Results Among mothers who tested HIV positive at baseline and whose infant tested HIV negative with polymerase chain reaction (PCR) at six weeks (n=2870), breastfeeding associated transmission was responsible for an average of 8.96 infant infections per 100 child years of breast feeding (95% CI 7.92 to 10.14) and varied little over the breastfeeding period. Breastfeeding associated transmission for mothers who seroconverted postnatally (n=334) averaged 34.56 infant infections per 100 child years (95% CI 26.60 to 44.91) during the first nine months after maternal infection, declined to 9.50 (95% CI 3.07 to 29.47) during the next three months, and was zero thereafter. Among women who seroconverted postnatally and in whom the precise timing of infection was known (≤90 days between last negative and first positive test; n=51), 62% (8/13) of transmissions occurred in the first three months after maternal infection and breastfeeding associated transmission was 4.6 times higher than in mothers who tested HIV positive at baseline and whose infant tested HIV negative with PCR at six weeks. Median plasma HIV concentration in all mothers who seroconverted postnatally declined from 5.0 log10 copies/mL at the last negative enzyme linked immunosorbent assay (ELISA) to 4.1 log10 copies/mL at 9-12 months after infection. Breast milk HIV load in this group was 4.3 log10 copies/mL 0-30 days after infection, but rapidly declined to 2.0 log10 copies/mL and <1.5 log10 copies/mL by 31-90 days and more than 90 days, respectively. Among women whose plasma sample collected soon after delivery tested negative for HIV with ELISA but positive with PCR (n=17), 75% of their infants were infected or had died by 12 months. An estimated 18.6% to 20.4% of all breastfeeding associated transmission observed in the ZVITAMBO trial occurred among mothers who seroconverted postnatally.
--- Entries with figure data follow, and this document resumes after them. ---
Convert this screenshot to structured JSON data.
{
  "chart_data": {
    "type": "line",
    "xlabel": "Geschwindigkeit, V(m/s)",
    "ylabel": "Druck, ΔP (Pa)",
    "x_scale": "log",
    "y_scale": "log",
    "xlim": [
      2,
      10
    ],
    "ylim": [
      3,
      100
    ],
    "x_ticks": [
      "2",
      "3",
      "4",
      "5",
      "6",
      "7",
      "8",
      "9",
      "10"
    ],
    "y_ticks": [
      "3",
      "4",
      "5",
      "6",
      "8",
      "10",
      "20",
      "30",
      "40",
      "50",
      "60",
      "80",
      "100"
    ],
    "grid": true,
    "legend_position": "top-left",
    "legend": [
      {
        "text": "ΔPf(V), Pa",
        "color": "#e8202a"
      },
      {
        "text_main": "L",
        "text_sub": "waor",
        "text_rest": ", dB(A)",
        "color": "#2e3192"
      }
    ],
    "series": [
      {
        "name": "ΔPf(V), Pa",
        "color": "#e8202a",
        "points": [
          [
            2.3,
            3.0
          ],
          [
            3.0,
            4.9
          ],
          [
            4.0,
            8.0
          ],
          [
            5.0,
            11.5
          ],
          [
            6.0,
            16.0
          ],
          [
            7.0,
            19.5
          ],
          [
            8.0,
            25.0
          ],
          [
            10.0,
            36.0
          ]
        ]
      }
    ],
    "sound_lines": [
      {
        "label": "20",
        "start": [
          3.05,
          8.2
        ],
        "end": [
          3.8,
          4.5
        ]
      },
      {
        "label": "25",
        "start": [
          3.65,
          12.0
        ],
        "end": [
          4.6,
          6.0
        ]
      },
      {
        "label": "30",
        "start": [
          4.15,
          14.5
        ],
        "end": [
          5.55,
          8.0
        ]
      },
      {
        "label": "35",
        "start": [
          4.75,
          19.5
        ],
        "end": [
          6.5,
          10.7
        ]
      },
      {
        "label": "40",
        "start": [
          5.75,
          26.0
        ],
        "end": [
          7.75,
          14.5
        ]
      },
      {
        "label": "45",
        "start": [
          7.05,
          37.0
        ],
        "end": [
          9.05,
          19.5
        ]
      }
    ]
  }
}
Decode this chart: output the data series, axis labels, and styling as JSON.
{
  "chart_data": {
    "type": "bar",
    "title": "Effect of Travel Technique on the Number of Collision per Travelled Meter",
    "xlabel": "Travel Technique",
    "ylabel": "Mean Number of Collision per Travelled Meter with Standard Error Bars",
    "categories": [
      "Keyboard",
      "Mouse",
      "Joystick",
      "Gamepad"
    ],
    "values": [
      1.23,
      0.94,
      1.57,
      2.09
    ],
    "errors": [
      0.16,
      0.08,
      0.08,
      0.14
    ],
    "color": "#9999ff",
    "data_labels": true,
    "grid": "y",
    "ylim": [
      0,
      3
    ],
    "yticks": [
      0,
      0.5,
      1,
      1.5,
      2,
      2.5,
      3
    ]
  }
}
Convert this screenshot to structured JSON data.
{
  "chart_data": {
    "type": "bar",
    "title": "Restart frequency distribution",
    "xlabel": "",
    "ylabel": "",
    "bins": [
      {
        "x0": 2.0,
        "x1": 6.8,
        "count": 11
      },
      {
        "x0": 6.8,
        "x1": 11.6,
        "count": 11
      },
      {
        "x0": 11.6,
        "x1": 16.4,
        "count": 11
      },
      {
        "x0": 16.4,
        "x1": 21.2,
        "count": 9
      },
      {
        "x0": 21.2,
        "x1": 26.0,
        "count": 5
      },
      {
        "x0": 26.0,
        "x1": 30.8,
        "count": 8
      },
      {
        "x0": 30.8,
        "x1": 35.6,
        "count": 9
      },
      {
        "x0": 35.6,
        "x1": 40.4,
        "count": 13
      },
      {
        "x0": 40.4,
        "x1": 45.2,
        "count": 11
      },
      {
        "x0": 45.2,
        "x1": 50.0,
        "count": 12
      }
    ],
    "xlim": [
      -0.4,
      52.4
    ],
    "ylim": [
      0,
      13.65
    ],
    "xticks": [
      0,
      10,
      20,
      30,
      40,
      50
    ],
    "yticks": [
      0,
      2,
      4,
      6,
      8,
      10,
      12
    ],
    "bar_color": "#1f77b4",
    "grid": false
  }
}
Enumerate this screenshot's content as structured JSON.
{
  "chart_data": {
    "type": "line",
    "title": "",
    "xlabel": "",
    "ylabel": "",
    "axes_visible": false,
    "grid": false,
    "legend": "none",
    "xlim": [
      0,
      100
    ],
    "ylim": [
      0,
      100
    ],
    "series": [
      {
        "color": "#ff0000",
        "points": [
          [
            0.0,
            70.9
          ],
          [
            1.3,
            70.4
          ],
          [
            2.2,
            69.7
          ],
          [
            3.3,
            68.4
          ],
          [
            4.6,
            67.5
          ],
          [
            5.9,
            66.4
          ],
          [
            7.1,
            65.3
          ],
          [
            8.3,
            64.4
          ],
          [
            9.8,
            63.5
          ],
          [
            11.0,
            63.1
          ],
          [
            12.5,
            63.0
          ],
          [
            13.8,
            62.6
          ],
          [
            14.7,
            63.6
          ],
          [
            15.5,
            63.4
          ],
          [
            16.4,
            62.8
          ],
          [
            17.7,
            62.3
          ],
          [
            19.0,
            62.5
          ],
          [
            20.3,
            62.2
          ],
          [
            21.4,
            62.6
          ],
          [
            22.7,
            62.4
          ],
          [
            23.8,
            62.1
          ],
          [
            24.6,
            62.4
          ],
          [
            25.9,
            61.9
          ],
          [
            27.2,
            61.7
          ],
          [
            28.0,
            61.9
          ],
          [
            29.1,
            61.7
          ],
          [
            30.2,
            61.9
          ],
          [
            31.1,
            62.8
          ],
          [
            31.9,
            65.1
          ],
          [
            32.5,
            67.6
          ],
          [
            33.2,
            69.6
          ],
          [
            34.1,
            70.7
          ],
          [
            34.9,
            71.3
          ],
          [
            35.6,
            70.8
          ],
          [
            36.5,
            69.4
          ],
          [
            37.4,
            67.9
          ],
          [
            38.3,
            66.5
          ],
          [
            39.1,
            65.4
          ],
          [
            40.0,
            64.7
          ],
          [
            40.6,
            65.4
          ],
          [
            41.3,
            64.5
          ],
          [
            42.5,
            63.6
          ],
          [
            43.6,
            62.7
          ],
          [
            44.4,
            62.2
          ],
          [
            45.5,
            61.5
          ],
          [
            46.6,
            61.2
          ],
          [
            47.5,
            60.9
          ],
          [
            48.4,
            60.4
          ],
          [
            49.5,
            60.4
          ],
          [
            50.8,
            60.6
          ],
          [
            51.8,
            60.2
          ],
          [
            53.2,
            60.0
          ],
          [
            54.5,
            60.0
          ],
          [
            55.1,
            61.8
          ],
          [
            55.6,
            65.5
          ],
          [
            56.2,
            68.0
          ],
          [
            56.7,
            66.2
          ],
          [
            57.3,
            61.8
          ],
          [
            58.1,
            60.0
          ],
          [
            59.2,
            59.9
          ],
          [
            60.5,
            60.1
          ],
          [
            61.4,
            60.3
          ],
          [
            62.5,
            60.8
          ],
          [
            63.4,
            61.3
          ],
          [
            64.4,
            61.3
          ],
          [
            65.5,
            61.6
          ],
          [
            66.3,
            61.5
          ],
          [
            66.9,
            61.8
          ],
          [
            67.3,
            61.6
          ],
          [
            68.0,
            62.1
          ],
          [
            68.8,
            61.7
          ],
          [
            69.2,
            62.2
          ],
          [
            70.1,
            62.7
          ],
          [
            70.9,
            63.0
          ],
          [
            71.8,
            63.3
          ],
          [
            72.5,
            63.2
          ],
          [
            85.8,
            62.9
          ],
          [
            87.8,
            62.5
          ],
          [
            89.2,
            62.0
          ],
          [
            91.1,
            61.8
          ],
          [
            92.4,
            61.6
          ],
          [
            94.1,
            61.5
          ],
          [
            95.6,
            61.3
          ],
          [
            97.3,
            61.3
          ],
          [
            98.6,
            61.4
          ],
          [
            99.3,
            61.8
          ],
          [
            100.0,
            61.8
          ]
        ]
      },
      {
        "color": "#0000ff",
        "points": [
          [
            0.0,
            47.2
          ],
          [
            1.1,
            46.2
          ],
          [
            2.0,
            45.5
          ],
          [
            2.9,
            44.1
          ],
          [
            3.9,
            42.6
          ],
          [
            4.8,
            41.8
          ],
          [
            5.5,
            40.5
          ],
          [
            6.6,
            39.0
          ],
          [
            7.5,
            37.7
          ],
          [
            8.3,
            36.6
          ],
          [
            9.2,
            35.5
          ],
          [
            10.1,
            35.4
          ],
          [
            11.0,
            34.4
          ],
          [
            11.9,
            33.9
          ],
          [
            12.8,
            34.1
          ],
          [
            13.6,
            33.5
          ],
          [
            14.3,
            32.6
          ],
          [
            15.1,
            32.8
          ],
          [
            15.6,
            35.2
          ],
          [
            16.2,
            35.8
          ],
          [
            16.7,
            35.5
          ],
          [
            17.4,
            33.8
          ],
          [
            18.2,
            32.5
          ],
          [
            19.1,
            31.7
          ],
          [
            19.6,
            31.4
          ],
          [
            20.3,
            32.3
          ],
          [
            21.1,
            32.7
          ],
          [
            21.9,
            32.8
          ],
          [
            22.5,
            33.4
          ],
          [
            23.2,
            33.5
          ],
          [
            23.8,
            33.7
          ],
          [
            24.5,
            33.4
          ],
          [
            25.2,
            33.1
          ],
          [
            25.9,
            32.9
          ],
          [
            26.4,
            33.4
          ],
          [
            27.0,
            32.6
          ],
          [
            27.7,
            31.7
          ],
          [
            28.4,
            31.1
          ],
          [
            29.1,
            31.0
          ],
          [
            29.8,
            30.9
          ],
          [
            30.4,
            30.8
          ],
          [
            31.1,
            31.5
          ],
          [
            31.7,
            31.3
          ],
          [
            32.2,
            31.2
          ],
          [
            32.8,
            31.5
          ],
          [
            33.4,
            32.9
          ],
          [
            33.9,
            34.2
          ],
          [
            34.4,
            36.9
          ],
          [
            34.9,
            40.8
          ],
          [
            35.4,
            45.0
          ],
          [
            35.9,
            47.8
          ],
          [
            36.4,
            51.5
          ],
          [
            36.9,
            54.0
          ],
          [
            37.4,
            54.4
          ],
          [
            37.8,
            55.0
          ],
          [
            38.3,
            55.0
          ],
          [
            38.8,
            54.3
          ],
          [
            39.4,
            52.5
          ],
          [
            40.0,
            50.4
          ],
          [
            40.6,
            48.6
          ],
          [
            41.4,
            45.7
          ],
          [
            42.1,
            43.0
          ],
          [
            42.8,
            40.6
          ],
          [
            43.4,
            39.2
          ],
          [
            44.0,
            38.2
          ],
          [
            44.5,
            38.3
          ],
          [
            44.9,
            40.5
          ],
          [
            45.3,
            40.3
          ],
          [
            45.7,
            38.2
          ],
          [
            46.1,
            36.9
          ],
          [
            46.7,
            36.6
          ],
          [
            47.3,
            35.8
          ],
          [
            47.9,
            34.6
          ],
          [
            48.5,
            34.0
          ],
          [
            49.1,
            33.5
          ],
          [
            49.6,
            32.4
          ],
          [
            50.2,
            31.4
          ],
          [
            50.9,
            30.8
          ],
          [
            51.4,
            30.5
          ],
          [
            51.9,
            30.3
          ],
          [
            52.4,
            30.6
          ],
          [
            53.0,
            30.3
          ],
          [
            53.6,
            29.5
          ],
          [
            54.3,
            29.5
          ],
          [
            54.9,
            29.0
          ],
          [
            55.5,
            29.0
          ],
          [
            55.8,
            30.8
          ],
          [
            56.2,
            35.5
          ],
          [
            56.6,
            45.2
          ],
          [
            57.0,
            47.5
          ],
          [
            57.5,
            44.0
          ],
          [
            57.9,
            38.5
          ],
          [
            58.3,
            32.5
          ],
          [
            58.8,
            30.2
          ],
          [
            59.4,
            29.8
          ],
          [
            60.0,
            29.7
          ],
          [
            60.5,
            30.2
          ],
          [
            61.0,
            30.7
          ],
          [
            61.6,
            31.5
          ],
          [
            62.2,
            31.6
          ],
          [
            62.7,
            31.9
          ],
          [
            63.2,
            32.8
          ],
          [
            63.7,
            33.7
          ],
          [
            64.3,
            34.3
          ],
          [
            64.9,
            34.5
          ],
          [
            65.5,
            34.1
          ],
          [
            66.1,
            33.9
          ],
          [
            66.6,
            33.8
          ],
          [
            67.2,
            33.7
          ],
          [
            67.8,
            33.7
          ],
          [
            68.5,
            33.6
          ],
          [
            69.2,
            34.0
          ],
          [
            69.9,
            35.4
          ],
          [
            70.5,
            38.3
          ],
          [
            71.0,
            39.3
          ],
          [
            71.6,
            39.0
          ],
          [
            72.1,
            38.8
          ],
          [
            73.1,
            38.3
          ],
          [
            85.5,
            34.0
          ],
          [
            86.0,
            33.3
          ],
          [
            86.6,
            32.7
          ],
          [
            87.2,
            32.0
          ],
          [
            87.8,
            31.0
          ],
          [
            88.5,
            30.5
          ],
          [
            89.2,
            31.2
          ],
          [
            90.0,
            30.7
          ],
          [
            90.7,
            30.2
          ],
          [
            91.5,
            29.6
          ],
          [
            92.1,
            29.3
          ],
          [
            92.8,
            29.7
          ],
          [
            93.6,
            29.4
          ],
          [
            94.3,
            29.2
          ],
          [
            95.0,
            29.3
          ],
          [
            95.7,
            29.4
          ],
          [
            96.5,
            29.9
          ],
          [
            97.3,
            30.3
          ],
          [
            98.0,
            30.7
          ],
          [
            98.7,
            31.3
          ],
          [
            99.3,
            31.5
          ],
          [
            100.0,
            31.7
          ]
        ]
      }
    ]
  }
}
Conclusions Breastfeeding associated transmission is high during primary maternal HIV infection and is mirrored by a high but transient peak in breast milk HIV load. Around two thirds of breastfeeding associated transmission by women who seroconvert postnatally may occur while the mother is still in the “window period” of an antibody based test, when she would test HIV negative using one of these tests.
Trial registration Clinical trials.gov NCT00198718.